Rosatom is a vendor for civilian nuclear power operators around the world, and it has not yet been sanctioned in connection with the war. But the risks of doing business with a Russian sole supplier turned out to be too much for one of the leading developers of modern reactor technology. U.S.-based nuclear company TerraPower, which is working with the U.S. Department of Energy on a demonstration-scale molten salt reactor, announced this week that it will be delaying project startup by two years because of the limited availability of HALEU. 

"Russia’s invasion of Ukraine caused the only commercial source of HALEU fuel to no longer be a viable part of the supply chain for TerraPower, as well as for others in our industry," president and CEO Chris Levesque said in a statement Tuesday. "It has become clear that domestic and allied HALEU manufacturing options will not reach commercial capacity in time to meet the proposed 2028 in-service date for the . . . demonstration plant."

Almost all of the molten-salt reactor designs that have been proposed for maritime applications also rely on a supply of HALEU. Because of their power density and long life, molten salt reactors are seen as a key technology for commercializing nuclear power on the water - both in the engine room and in "power barge" floating power station concepts. (One conceptual alternative, the thorium-based molten salt reactor, would need no uranium.)
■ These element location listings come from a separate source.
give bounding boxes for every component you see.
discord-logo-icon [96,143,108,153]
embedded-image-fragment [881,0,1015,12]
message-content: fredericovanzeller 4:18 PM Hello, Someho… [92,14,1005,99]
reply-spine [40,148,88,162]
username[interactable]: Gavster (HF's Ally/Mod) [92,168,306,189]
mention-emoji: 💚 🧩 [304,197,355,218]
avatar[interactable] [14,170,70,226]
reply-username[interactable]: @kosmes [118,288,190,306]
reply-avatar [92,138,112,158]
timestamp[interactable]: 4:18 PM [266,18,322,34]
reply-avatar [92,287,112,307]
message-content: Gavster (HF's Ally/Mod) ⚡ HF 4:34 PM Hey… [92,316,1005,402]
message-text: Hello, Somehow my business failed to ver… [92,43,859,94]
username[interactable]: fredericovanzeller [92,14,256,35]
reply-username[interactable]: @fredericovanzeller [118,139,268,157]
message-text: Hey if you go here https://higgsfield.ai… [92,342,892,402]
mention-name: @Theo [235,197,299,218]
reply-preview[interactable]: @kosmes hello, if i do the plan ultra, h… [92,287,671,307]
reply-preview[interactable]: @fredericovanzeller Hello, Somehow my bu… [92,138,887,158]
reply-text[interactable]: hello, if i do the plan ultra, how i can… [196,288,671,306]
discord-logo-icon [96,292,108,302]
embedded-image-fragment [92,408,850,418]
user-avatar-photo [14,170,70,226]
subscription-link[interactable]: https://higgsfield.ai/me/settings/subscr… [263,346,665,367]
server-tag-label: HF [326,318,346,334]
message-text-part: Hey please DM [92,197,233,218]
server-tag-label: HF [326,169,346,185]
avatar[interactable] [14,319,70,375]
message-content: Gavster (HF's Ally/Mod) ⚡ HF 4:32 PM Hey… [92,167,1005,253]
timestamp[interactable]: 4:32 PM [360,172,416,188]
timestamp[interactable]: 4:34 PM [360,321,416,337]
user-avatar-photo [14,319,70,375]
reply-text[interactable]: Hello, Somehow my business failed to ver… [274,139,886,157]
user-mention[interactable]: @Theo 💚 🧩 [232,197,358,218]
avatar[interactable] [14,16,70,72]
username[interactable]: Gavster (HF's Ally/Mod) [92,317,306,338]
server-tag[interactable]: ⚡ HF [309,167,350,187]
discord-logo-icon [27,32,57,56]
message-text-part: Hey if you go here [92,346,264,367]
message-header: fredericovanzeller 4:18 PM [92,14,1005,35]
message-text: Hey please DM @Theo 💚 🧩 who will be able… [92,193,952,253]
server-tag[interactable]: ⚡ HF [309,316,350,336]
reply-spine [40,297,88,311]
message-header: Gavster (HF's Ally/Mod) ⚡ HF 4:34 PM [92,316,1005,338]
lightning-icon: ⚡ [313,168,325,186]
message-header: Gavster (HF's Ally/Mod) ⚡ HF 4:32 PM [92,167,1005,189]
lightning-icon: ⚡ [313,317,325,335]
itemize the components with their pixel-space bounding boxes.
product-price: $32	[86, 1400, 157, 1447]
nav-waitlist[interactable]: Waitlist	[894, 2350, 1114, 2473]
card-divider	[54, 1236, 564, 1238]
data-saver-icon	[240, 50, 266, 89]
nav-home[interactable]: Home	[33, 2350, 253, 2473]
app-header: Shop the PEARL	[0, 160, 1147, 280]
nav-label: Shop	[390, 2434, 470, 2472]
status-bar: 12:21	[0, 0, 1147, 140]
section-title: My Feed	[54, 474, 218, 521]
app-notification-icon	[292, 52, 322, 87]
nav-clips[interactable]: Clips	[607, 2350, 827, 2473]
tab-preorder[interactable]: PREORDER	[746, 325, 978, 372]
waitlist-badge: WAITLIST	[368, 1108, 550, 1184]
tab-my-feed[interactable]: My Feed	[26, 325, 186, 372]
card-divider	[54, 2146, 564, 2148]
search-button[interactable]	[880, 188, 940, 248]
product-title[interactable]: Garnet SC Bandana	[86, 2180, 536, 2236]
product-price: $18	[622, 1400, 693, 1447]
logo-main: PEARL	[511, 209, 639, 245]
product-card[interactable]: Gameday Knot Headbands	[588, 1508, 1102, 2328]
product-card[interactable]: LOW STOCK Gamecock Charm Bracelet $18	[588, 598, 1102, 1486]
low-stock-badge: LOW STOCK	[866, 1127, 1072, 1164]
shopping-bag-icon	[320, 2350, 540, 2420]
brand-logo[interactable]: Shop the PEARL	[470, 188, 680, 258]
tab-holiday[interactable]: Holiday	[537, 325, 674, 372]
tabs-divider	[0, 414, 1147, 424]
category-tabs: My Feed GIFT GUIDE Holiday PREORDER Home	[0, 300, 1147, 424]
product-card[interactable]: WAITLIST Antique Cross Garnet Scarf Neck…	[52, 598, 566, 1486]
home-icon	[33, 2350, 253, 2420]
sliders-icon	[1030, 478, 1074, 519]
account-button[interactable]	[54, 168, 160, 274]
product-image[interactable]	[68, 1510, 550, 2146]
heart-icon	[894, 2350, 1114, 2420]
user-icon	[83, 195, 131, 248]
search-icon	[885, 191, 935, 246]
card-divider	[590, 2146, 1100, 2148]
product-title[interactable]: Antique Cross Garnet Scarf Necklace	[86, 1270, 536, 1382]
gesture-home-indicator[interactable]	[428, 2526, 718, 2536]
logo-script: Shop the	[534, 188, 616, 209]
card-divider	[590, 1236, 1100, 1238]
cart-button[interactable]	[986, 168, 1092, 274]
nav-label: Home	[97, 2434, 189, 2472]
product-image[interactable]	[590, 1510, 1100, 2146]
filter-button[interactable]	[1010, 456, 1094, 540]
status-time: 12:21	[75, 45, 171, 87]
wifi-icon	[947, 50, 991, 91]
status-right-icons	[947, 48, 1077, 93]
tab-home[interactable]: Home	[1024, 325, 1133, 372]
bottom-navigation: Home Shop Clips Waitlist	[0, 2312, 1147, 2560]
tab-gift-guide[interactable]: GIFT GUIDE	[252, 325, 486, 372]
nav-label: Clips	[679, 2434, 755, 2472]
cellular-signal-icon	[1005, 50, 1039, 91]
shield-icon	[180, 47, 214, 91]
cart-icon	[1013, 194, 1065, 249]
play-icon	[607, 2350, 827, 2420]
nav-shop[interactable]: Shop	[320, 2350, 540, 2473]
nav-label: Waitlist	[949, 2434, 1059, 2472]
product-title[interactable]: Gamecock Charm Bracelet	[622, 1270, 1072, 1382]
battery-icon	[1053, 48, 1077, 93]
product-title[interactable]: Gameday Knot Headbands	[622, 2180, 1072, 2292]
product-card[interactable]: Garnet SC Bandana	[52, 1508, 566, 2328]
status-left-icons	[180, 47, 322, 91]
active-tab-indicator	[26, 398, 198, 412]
In theory, the HALEU supply chain problem is readily fixable. To make the fuel, the uranium feedstock can just be enriched further using the same type of equipment needed for making LEU. HALEU can also be produced by de-enriching defense stockpiles of weapons-grade uranium or naval reactor fuel.

The problem is a classic chicken or egg proposition, according to the nuclear industry. HALEU is tightly regulated for security reasons and would require a secure new plant to handle. U.S. fuel makers don't want to invest in a new plant without someone to buy the product, and at present, the reactors that would use HALEU have not been built. 

“It would be a significant business risk to invest the money to make HALEU if there weren’t customers to take it in the long-term,” Kirk Schnoebelen, head of sales at uranium manufacturer Urenco told Utility Dive. 

TerraPower has called on Congress to invest more than $2 billion in solving this problem, with support from elected officials. Senator John Barrasso (R-WY) has called for federal funding, and he has pointedly criticized the Department of Energy for not taking action to make HALEU available from government stockpiles for initial testing. 

"TerraPower’s announcement underscores what I’ve been saying for years: America must reestablish itself as the global leader in nuclear energy. Instead of relying on our adversaries like Russia for uranium, the United States must produce its own supply of advanced nuclear fuel," said Sen. Barrasso in a statement.